So explain to me again how you wake up next to a Brazilian model and I wake up next to a turkey sub? And a jar of grey poupon.
Just talked to the girl you brought home from the bar last night while she was looking for her panties. She said to tell you "nice try".
My mom just said we needed to put weed into our earthquake kit.
Rolling one last joint on my Psych textbook before trading it in. I might actually cry.

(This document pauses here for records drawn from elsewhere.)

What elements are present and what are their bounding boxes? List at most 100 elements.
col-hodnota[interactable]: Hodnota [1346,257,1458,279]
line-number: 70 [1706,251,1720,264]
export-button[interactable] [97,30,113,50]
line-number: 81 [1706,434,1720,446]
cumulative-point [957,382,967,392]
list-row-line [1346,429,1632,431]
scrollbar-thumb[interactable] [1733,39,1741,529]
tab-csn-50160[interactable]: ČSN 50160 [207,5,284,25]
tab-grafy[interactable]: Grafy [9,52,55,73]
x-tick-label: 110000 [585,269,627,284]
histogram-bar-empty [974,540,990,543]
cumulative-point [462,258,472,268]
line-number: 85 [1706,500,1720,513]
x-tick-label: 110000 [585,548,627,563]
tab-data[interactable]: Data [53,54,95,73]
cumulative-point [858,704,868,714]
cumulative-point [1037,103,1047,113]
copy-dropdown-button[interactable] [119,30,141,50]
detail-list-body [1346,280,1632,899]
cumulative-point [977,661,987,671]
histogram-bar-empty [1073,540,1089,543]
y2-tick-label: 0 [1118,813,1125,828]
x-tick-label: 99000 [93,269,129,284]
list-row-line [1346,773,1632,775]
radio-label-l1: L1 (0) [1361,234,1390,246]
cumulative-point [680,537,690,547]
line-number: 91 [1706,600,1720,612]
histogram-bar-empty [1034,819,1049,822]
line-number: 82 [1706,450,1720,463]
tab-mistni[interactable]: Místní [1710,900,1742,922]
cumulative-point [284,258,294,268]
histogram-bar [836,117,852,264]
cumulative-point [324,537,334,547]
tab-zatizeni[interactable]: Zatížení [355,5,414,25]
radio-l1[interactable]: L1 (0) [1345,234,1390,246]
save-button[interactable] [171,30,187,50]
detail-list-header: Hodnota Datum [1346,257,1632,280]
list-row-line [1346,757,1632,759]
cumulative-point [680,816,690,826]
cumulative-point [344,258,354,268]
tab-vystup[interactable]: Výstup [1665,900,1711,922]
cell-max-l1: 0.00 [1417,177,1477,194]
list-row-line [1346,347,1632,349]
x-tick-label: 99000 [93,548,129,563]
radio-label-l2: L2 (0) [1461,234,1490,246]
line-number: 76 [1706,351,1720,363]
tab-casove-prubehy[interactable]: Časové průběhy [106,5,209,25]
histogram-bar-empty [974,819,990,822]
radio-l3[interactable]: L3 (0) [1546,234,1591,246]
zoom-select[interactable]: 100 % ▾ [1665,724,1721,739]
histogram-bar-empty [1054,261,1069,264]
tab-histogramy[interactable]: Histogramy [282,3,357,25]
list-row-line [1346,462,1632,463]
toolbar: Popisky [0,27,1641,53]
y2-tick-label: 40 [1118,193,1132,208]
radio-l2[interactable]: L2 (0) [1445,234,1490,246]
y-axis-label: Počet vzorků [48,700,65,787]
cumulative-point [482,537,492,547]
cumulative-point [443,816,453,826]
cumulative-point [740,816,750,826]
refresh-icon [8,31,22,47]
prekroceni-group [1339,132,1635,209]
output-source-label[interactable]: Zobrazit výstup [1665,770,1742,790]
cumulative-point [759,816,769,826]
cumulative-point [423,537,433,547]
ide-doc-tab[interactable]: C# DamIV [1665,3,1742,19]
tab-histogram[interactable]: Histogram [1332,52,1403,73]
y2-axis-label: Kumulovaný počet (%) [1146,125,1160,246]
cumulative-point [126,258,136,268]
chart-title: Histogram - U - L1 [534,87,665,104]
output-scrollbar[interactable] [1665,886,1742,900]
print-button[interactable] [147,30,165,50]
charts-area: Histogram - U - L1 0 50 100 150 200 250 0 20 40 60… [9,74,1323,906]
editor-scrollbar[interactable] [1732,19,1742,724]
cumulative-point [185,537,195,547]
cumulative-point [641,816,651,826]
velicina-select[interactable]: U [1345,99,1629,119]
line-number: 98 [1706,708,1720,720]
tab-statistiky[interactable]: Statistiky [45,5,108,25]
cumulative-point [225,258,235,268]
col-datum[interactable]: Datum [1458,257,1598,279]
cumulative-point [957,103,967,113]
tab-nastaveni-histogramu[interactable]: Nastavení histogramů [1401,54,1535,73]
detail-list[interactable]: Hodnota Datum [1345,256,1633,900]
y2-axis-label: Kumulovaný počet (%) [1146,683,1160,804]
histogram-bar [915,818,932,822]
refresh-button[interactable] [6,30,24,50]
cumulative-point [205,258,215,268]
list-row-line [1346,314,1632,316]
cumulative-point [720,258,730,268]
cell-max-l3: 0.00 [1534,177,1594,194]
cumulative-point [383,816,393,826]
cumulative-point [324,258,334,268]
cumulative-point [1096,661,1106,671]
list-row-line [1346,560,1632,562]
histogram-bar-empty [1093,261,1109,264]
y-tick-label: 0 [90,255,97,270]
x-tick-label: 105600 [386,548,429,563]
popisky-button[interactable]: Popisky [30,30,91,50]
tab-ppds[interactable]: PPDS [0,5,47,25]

worst part about day drinking... waking up to george lopez
Ryab! Make hr wtop. Mshe make sme speee. I don want to pee. I want sev. He was so igbad. Redpo.
They got a 10 foot tall beach ball from the roof of a McDonalds. Get the fuck over here.
'Well you know, stuff happens' isn't really an excuse for sticking a cheeto in my ear
My nose hurts from that stripper beating me with her tits
I'm working on finding a bottomless situation. Both pants and mimosas.
Got done with class, now I'm buying MD 2020 with the ex. Sure feels like college.
Owwwww. Yeah. I can barely move unless Im high on vicodin. We are bad at drinking/balancing. We will be the first to break hips and have to go into a home.
You need to be on (or possibly create) the international emoji committee to address all of these glaring oversights
I fucked a French man last night. 5 Times. Ashed my cig in his cactus. That later set on fire while we were having sex.
Do toy wanna orseer frim onedof tjose plaves? Sry textimg with globes on
Gloves*
Out of all the words to correct, you chose gloves??